CRISPR (Clustered Regularly Interspaced Short Palindromic Repeats) is a revolutionary gene-editing technology that allows scientists to make precise changes to an organism's DNA. It works by utilizing Cas9 protein, which acts as a pair of molecular scissors, and a guide RNA molecule that directs Cas9 to the specific location in the genome where the desired changes need to be made. 

On December 8, the U.S. Food and Drug Administration's approval of exa-cel, the inaugural CRISPR treatment, represents a monumental stride in combatting sickle cell disease (SCD). This endorsement not only signifies a pivotal moment in the global fight against SCD, but also establishes the U.S. as the second nation to authorize a CRISPR therapy, following the U.K.'s approval in November.

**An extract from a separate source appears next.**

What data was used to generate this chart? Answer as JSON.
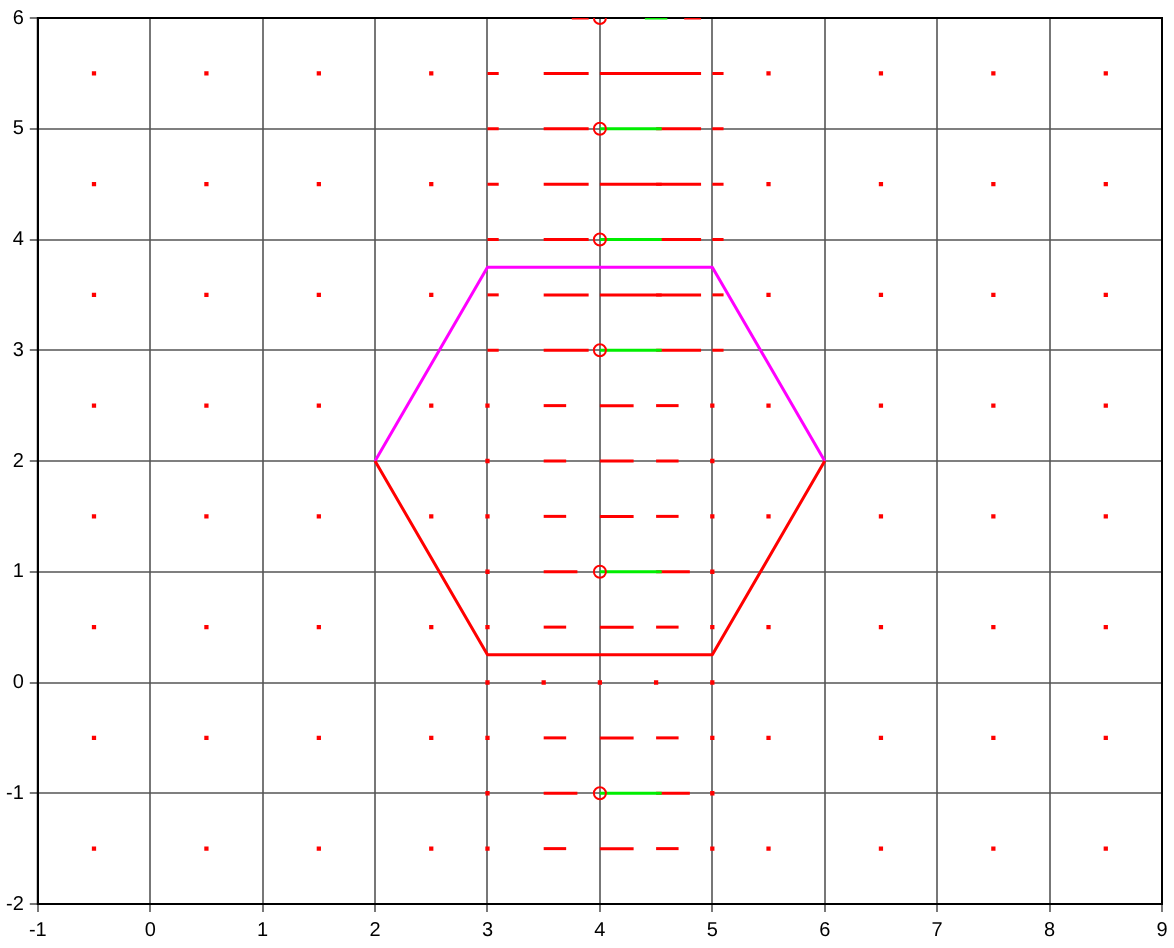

Sickle cell disease is a genetic disorder characterized by abnormal hemoglobin, the protein responsible for carrying oxygen in red blood cells. People with sickle cell disease have red blood cells that are shaped like a crescent or sickle, which can cause blockages in blood vessels and lead to various complications. 

The treatment involves directing the enzyme Cas9 to the BCL11A gene, deactivating it in bone marrow stem cells, and prompting the production of fetal hemoglobin, restoring red blood cells to a normal round shape. Physicians implement the therapy by editing a patient's own bone marrow stem cells with exa-cel, destroying untreated marrow, and reintroducing the edited cells.